When Jane and Elijah first homesteaded their farm, they built a log cabin on the highest point of the land. This was later replaced by a frame house which was torn down at the time the Octagon house was built. When the log cabin was built, two trees were planted in front of the house- one on each side of the gate. These were called wedding trees and as they grew, the two became one as their branches met in the middle. The one tree represented the groom and the second represented the bride. Two new trees were planted at the current location.
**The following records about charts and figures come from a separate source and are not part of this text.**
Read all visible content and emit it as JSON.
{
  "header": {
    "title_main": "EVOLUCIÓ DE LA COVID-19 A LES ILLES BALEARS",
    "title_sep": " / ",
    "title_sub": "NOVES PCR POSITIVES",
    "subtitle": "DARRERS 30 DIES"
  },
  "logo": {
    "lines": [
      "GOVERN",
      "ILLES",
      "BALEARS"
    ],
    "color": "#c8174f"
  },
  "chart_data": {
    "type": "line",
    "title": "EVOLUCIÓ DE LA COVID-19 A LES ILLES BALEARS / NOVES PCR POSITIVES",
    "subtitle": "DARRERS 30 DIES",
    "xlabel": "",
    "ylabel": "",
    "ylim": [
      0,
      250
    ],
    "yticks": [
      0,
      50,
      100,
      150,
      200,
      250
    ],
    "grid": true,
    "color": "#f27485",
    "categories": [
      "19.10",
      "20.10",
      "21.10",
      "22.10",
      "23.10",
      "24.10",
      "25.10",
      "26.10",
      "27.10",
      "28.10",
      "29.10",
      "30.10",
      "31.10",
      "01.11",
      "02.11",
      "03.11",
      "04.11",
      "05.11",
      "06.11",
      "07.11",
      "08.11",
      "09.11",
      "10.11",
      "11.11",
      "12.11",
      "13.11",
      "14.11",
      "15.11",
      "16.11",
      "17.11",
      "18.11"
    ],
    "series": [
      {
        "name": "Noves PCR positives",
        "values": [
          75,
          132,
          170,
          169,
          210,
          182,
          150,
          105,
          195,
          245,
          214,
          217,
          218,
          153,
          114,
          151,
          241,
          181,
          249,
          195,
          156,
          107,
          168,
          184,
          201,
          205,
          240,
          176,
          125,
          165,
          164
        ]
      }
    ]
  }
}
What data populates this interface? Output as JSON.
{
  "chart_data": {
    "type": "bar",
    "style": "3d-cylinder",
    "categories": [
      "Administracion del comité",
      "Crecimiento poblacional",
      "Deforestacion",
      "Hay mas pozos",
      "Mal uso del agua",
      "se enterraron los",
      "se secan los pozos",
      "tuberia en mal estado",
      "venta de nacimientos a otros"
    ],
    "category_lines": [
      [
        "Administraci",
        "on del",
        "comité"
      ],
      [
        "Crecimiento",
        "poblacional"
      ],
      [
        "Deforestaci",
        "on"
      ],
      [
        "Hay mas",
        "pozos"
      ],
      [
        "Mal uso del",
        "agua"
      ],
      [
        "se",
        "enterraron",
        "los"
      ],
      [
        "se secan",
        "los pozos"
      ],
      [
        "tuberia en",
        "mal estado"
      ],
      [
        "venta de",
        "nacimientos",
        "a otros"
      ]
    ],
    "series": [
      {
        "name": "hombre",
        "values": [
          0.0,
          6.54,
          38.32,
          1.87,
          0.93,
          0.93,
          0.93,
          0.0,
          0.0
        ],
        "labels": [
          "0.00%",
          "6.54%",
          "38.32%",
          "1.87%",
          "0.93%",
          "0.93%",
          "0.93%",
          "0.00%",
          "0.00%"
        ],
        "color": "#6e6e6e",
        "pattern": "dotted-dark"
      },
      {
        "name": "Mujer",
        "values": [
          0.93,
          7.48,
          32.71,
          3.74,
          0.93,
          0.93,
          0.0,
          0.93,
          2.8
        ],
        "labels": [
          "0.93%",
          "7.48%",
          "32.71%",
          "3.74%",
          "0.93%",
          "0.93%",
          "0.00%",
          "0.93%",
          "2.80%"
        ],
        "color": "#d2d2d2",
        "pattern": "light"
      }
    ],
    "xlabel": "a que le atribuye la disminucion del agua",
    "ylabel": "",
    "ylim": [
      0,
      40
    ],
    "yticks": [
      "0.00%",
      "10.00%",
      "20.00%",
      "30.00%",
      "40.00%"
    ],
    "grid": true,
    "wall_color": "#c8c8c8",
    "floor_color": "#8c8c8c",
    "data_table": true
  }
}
The Octagon house was built in 1879. In 1876, three years after her husband's death, Jane Ross Reeves found the plans in a magazine. She liked it so much she decided she had to have one. This house was built at a cost of somewhere between $2300 and $2500. It was built by a contracting company in Fortville, Indiana. When the house was completed, it was paid for in full from silver dollars that she (Jane Ross Reeves) had saved in a shoe box.

The house is two stories of wood frame construction with a pyramidal roof. The house has little architectural ornamentation. The house has 16 rooms and every room has a closet. There are four large rooms and four small rooms on each floor. When the house was moved, it was placed over a full basement. The basement has 10' ceilings and is 45' wide in every direction. Their house had four chimneys. One chimney serviced 4 rooms- 2 up and 2 down. The chimneys were removed to reduce weight when being moved. Even after their removal, the house still weighed 90 tons! The chimneys were rebuilt from the floor of the attic up to their original height so the house looks the same from the outside. The chimney chases were rebuilt on the inside of the house, so it looks exactly as it was originally built. These chases now contain the utilities. (wiring, plumbing, etc.)

There are only five octagon houses left standing in the state of Indiana. The Reeves Octagon House is deemed to be the most important one as it has never been altered or changed with the exception of the porch; it now goes around the entire house.